Lumby underwent hernia repair surgery in March 2006, receiving a Bard CEX patch. However, the Bard mesh inevitably failed due to inconsistent constriction of the CEX’s two materials. This caused the mesh to fold and pull away from the implant site. Consequently, Lumby had to undergo another invasive surgery to remove it in July 2012.
Doctors replaced the defective mesh with another Bard mesh product, the Ventrio Patch. The heavyweight mesh failed just as surely as its predecessor. Again, the Bard mesh had folded. However, this time it became adhered to her small bowel. Due to this, she had to undergo extensive surgery in October 2014 to “strip the bowel off the mesh.”
Bard Mesh Manufacturers Knew Products Were Defective
Lumby’s claim indicates that the Bard mesh manufacturers and distributor knew that these products had substantial risks due to their heavyweight designs and substantially smaller pore size than other mesh products. Consequently, these factors caused the mesh material to harbor infections, degrade, react with human tissues, move out of position, and erode into nearby organs and tissues. Furthermore, the products regularly failed, causing recurring hernias and the need for additional surgery. Despite these dangers, Bard and its distributor turned a blind eye to patients’ health, keeping their sights on their mutual bottom lines.

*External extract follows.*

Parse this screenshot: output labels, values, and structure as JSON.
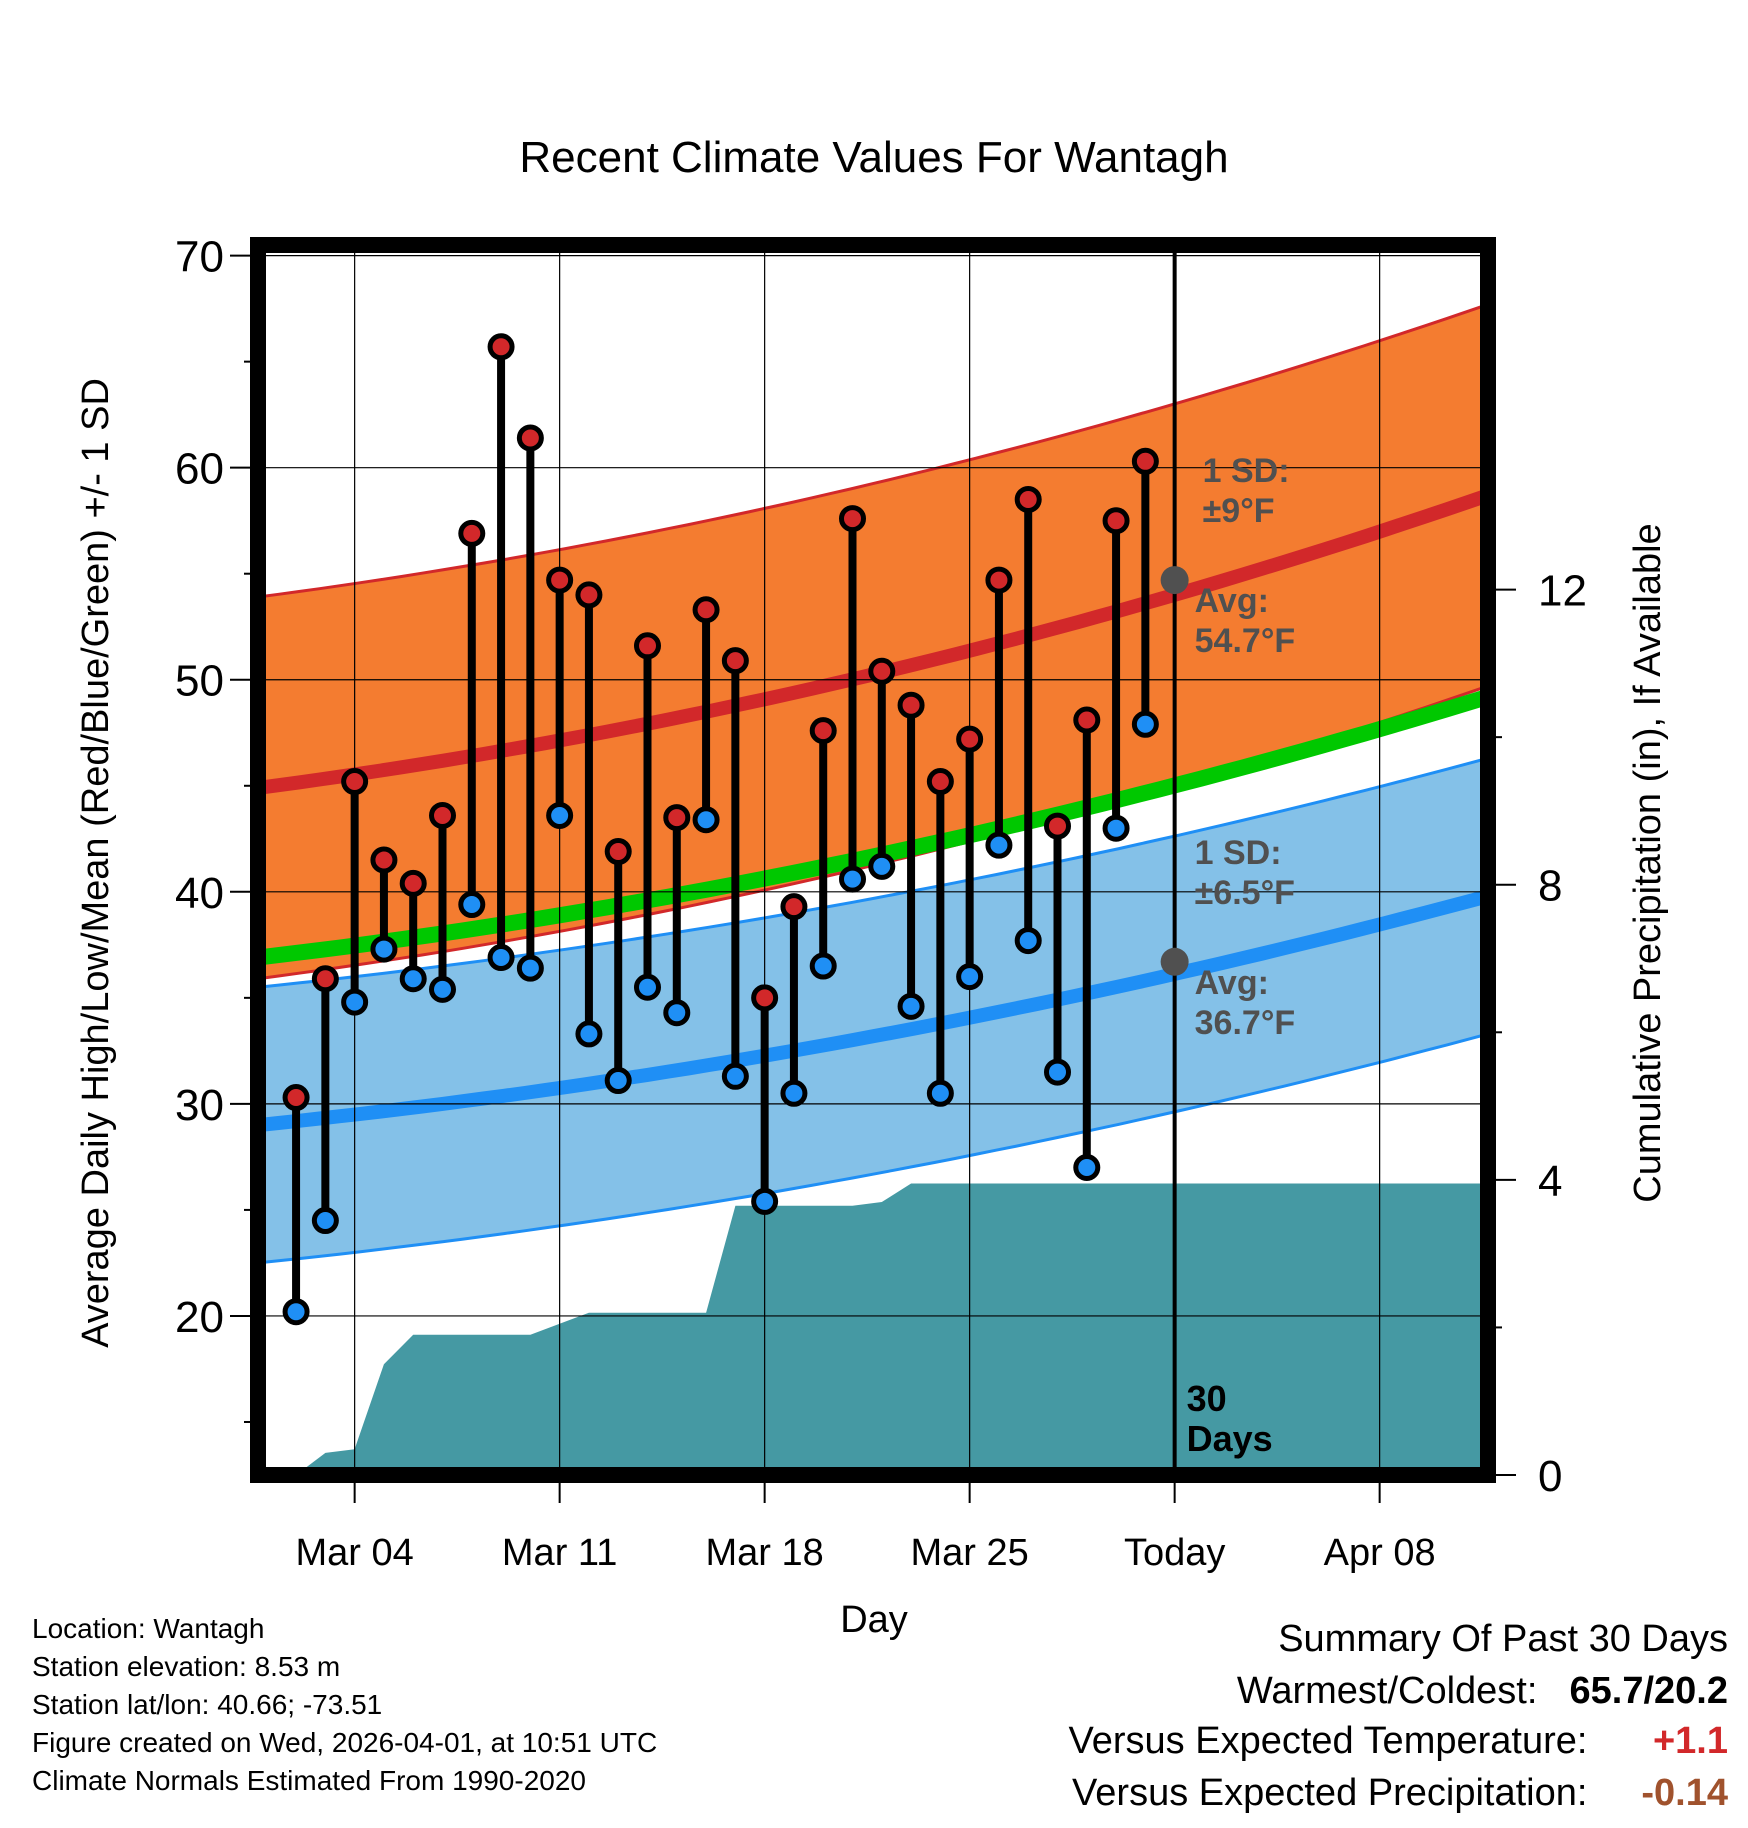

“Defendants provided incomplete, insufficient, and misleading information to physicians in order to increase the number of physicians using the CEX and Ventrio and therefore increase its sales,” the lawsuit states.
Furthermore, the lawsuit alleges that the Bard mesh manufacturers and distributor “paid doctors, surgeons, physicians, and/or clinicians to promote CEX and Ventrio.”
And, they didn’t stop with the medical community. They also concealed adverse event reports from the FDA and other regulatory agencies worldwide. The Bard mesh manufacturers even “manipulated, altered, skewed, slanted, misrepresented, and/or falsified pre-clinical studies to bolster the perceived performance of the CEX and Ventrio.”
Bard publicly concealed and denied the dangers of the mesh products’ heavyweight designs. However, despite these assertions, they have now changed all of its heavyweight mesh designs to lightweight mesh. Bard’s internal data also confirms that these modified devices are substantially safer.
Lumby’s Bard mesh case joins a growing number of hernia mesh lawsuits over dangerous design defects. Most of the cases involve Atrium C-Qur mesh and Ethicon Physiomesh. However, Lumby’s claim indicates that the size and scope of the hernia mesh litigation continues to grow.